El ministro relató también muchos incidentes conmovedores de las vidas de los difuntos, que ilustraban sus dulces y generosas naturalezas, y la gente pudo ver fácilmente, ahora, cuán nobles y hermosos eran aquellos episodios, y recordó con dolor que en el momento en que ocurrieron les habían parecido infames bellaquerías, bien merecedoras del látigo.

La congregación se mostró cada vez más conmovida a medida que el patético relato avanzaba, hasta que al final toda la compañía se derrumbó y se unió a los llorosos dolientes en un coro de sollozos angustiados, y el propio predicador dio rienda suelta a sus sentimientos, llorando en el púlpito.

Hubo un crujido en la galería, que nadie notó; un momento después la puerta de la iglesia chirrió; ¡el pastor levantó sus ojos arrasados en lágrimas por encima de su pañuelo y se quedó atónito!

Primero un par de ojos y luego otro siguieron los del pastor, y entonces casi al unísono la congregación se puso en pie y se quedó mirando mientras los tres muchachos muertos marchaban por el pasillo central, ¡Tom a la cabeza, Joe después y Huck, una ruina de harapos caídos, colándose con vergüenza en la retaguardia!

¡Se habían escondido en la galería abandonada escuchando su propio sermón fúnebre!

La tía Polly, Mary y los Harper se abalanzaron sobre sus queridos resucitados, los cubrieron de besos y desataron una lluvia de acciones de gracias, mientras el pobre Huck se quedaba allí, desconcertado e incómodo, sin saber muy bien qué hacer ni dónde esconderse de tantas miradas poco acogedoras. Titubeó y comenzó a escabullirse, pero Tom lo agarró y le dijo:

—Tía Polly, no es justo. Alguien tiene que alegrarse de ver a Huck.

“Y así lo harán. ¡Me alegra verle, pobrecillo sin madre!”

Y las cariñosas atenciones que la tía Polly le prodigaba fueron lo único capaz de hacerlo sentir más incansable de lo que ya estaba.

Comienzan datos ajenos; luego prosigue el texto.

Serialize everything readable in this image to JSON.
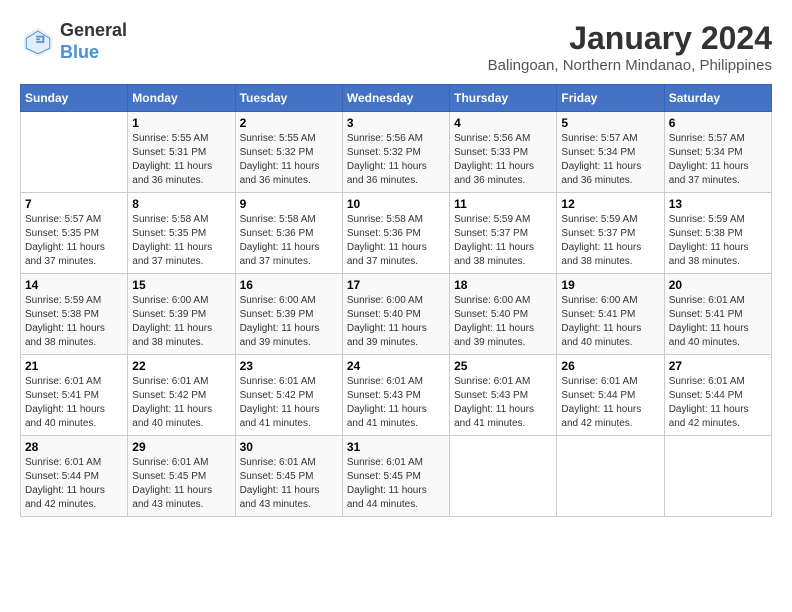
{
  "header": {
    "logo_general": "General",
    "logo_blue": "Blue",
    "title": "January 2024",
    "subtitle": "Balingoan, Northern Mindanao, Philippines"
  },
  "weekdays": [
    "Sunday",
    "Monday",
    "Tuesday",
    "Wednesday",
    "Thursday",
    "Friday",
    "Saturday"
  ],
  "weeks": [
    [
      {
        "day": "",
        "info": ""
      },
      {
        "day": "1",
        "info": "Sunrise: 5:55 AM\nSunset: 5:31 PM\nDaylight: 11 hours\nand 36 minutes."
      },
      {
        "day": "2",
        "info": "Sunrise: 5:55 AM\nSunset: 5:32 PM\nDaylight: 11 hours\nand 36 minutes."
      },
      {
        "day": "3",
        "info": "Sunrise: 5:56 AM\nSunset: 5:32 PM\nDaylight: 11 hours\nand 36 minutes."
      },
      {
        "day": "4",
        "info": "Sunrise: 5:56 AM\nSunset: 5:33 PM\nDaylight: 11 hours\nand 36 minutes."
      },
      {
        "day": "5",
        "info": "Sunrise: 5:57 AM\nSunset: 5:34 PM\nDaylight: 11 hours\nand 36 minutes."
      },
      {
        "day": "6",
        "info": "Sunrise: 5:57 AM\nSunset: 5:34 PM\nDaylight: 11 hours\nand 37 minutes."
      }
    ],
    [
      {
        "day": "7",
        "info": "Sunrise: 5:57 AM\nSunset: 5:35 PM\nDaylight: 11 hours\nand 37 minutes."
      },
      {
        "day": "8",
        "info": "Sunrise: 5:58 AM\nSunset: 5:35 PM\nDaylight: 11 hours\nand 37 minutes."
      },
      {
        "day": "9",
        "info": "Sunrise: 5:58 AM\nSunset: 5:36 PM\nDaylight: 11 hours\nand 37 minutes."
      },
      {
        "day": "10",
        "info": "Sunrise: 5:58 AM\nSunset: 5:36 PM\nDaylight: 11 hours\nand 37 minutes."
      },
      {
        "day": "11",
        "info": "Sunrise: 5:59 AM\nSunset: 5:37 PM\nDaylight: 11 hours\nand 38 minutes."
      },
      {
        "day": "12",
        "info": "Sunrise: 5:59 AM\nSunset: 5:37 PM\nDaylight: 11 hours\nand 38 minutes."
      },
      {
        "day": "13",
        "info": "Sunrise: 5:59 AM\nSunset: 5:38 PM\nDaylight: 11 hours\nand 38 minutes."
      }
    ],
    [
      {
        "day": "14",
        "info": "Sunrise: 5:59 AM\nSunset: 5:38 PM\nDaylight: 11 hours\nand 38 minutes."
      },
      {
        "day": "15",
        "info": "Sunrise: 6:00 AM\nSunset: 5:39 PM\nDaylight: 11 hours\nand 38 minutes."
      },
      {
        "day": "16",
        "info": "Sunrise: 6:00 AM\nSunset: 5:39 PM\nDaylight: 11 hours\nand 39 minutes."
      },
      {
        "day": "17",
        "info": "Sunrise: 6:00 AM\nSunset: 5:40 PM\nDaylight: 11 hours\nand 39 minutes."
      },
      {
        "day": "18",
        "info": "Sunrise: 6:00 AM\nSunset: 5:40 PM\nDaylight: 11 hours\nand 39 minutes."
      },
      {
        "day": "19",
        "info": "Sunrise: 6:00 AM\nSunset: 5:41 PM\nDaylight: 11 hours\nand 40 minutes."
      },
      {
        "day": "20",
        "info": "Sunrise: 6:01 AM\nSunset: 5:41 PM\nDaylight: 11 hours\nand 40 minutes."
      }
    ],
    [
      {
        "day": "21",
        "info": "Sunrise: 6:01 AM\nSunset: 5:41 PM\nDaylight: 11 hours\nand 40 minutes."
      },
      {
        "day": "22",
        "info": "Sunrise: 6:01 AM\nSunset: 5:42 PM\nDaylight: 11 hours\nand 40 minutes."
      },
      {
        "day": "23",
        "info": "Sunrise: 6:01 AM\nSunset: 5:42 PM\nDaylight: 11 hours\nand 41 minutes."
      },
      {
        "day": "24",
        "info": "Sunrise: 6:01 AM\nSunset: 5:43 PM\nDaylight: 11 hours\nand 41 minutes."
      },
      {
        "day": "25",
        "info": "Sunrise: 6:01 AM\nSunset: 5:43 PM\nDaylight: 11 hours\nand 41 minutes."
      },
      {
        "day": "26",
        "info": "Sunrise: 6:01 AM\nSunset: 5:44 PM\nDaylight: 11 hours\nand 42 minutes."
      },
      {
        "day": "27",
        "info": "Sunrise: 6:01 AM\nSunset: 5:44 PM\nDaylight: 11 hours\nand 42 minutes."
      }
    ],
    [
      {
        "day": "28",
        "info": "Sunrise: 6:01 AM\nSunset: 5:44 PM\nDaylight: 11 hours\nand 42 minutes."
      },
      {
        "day": "29",
        "info": "Sunrise: 6:01 AM\nSunset: 5:45 PM\nDaylight: 11 hours\nand 43 minutes."
      },
      {
        "day": "30",
        "info": "Sunrise: 6:01 AM\nSunset: 5:45 PM\nDaylight: 11 hours\nand 43 minutes."
      },
      {
        "day": "31",
        "info": "Sunrise: 6:01 AM\nSunset: 5:45 PM\nDaylight: 11 hours\nand 44 minutes."
      },
      {
        "day": "",
        "info": ""
      },
      {
        "day": "",
        "info": ""
      },
      {
        "day": "",
        "info": ""
      }
    ]
  ]
}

De repente, el ministro gritó a voz en cuello:

«¡Alabad a Dios de quien fluyen todas las bendiciones— Cantad! —¡y poned el corazón en ello!»

Y así lo hicieron. El Viejo Cien entonó un estallido triunfal y, mientras hacía temblar las vigas, Tom Sawyer el Pirata miró a su alrededor a los envidiosos muchachos que lo rodeaba y confesó en su interior que aquel era el momento más orgulloso de su vida.

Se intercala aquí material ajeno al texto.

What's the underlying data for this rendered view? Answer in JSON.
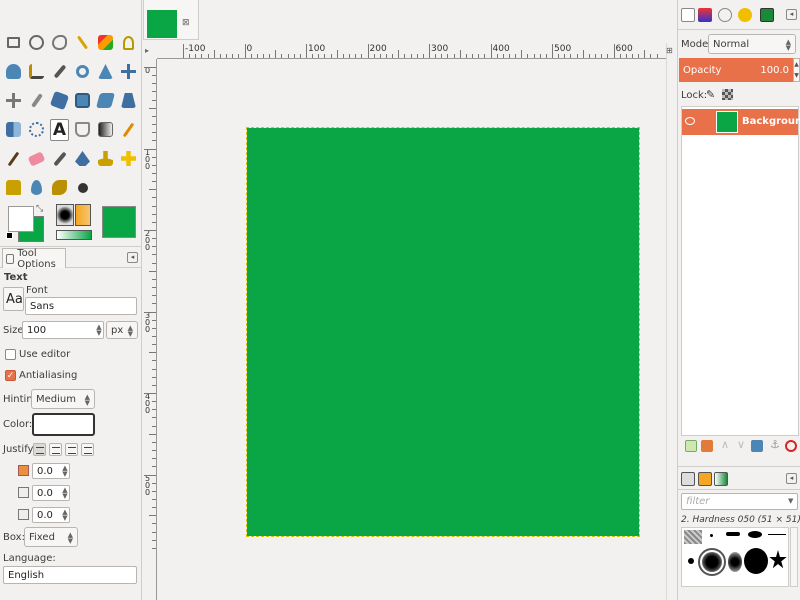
{
  "tool_options": {
    "tab_label": "Tool Options",
    "tool_name": "Text",
    "font_label": "Font",
    "font_preview": "Aa",
    "font_value": "Sans",
    "size_label": "Size:",
    "size_value": "100",
    "size_unit": "px",
    "use_editor_label": "Use editor",
    "antialiasing_label": "Antialiasing",
    "hinting_label": "Hinting:",
    "hinting_value": "Medium",
    "color_label": "Color:",
    "justify_label": "Justify:",
    "indent_value": "0.0",
    "line_spacing_value": "0.0",
    "letter_spacing_value": "0.0",
    "box_label": "Box:",
    "box_value": "Fixed",
    "language_label": "Language:",
    "language_value": "English"
  },
  "rulers": {
    "h_labels": [
      "-100",
      "0",
      "100",
      "200",
      "300",
      "400",
      "500",
      "600"
    ],
    "v_labels": [
      "0",
      "100",
      "200",
      "300",
      "400",
      "500"
    ]
  },
  "layers": {
    "mode_label": "Mode:",
    "mode_value": "Normal",
    "opacity_label": "Opacity",
    "opacity_value": "100.0",
    "lock_label": "Lock:",
    "layer_name": "Background"
  },
  "brushes": {
    "filter_placeholder": "filter",
    "brush_name": "2. Hardness 050 (51 × 51)"
  },
  "colors": {
    "canvas_fill": "#0aa544",
    "accent": "#e9714a",
    "foreground": "#ffffff",
    "background": "#0aa544"
  }
}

Mientras la congregación «vendida» salía en tropel, comentaban que casi estarían dispuestos a hacer el ridículo otra vez con tal de volver a escuchar el Old Hundred cantado de ese modo.

Tom recibió más bofetadas y besos ese día —según los cambiantes estados de ánimo de la tía Polly— de los que se había ganado en un año entero; y apenas sabía cuáles expresaban mayor gratitud hacia Dios y afecto hacia él mismo.